From the outside, their marriage seemed steady after 24 years together. But according to the report, the couple was already carrying years of strain from the writer’s long struggle with endometriosis, adenomyosis, early menopause, and fertility loss. After miscarriages through IVF and IUIs, they turned to surrogacy and an egg donor not because it felt simple, but because it seemed like the safest way to protect her health while still pursuing parenthood.
What they expected to be the most difficult part—finding a gestational carrier—turned out not to be the real test. The report says their first surrogacy experience exposed serious problems with the agency they used, including inflated reimbursements and a history they did not know about at the time. The couple also noticed warning signs in the surrogate’s behavior, but neither spoke up early. That silence, combined with the emotional distance of a pregnancy she could not physically feel connected to, left the writer feeling isolated and overwhelmed.
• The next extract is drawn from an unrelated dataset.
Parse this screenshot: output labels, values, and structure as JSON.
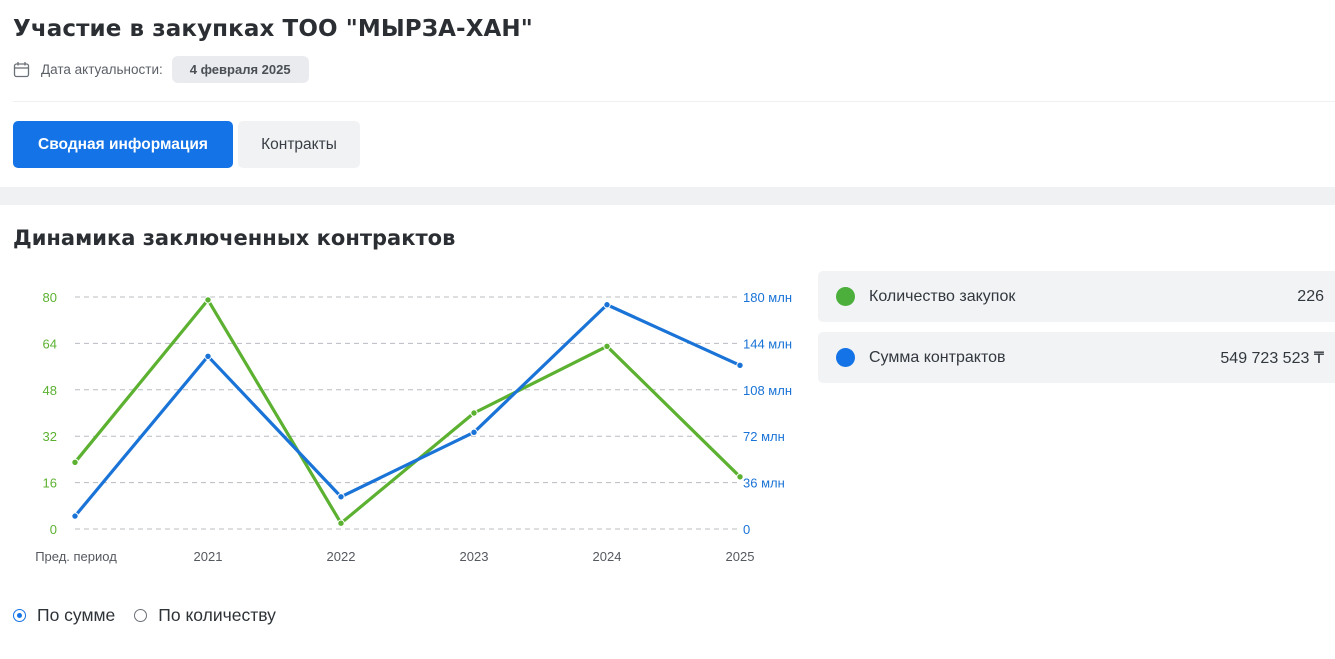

The process also created an uneven division of labor at home. Ethan handled less of the direct communication, while the writer took on most of the conversations with the surrogate, along with the legal and financial paperwork and much of the agency contact. According to the report, that imbalance added to her stress and resentment. Their grief after the stillbirth deepened the divide: she wanted to confront the loss directly, while he preferred to compartmentalize. The months that followed were marked by depression, anger, and frustration as doctors would not fully explain the baby’s death because she had not been the pregnant patient.
Even so, the story is not only about what surrogacy nearly took from them. It also became a painful turning point that revealed how much they had been carrying alone. The report suggests that facing the emotional, practical, and medical fallout together forced them to reckon with the ways they had drifted apart—and with what it would take to find each other again.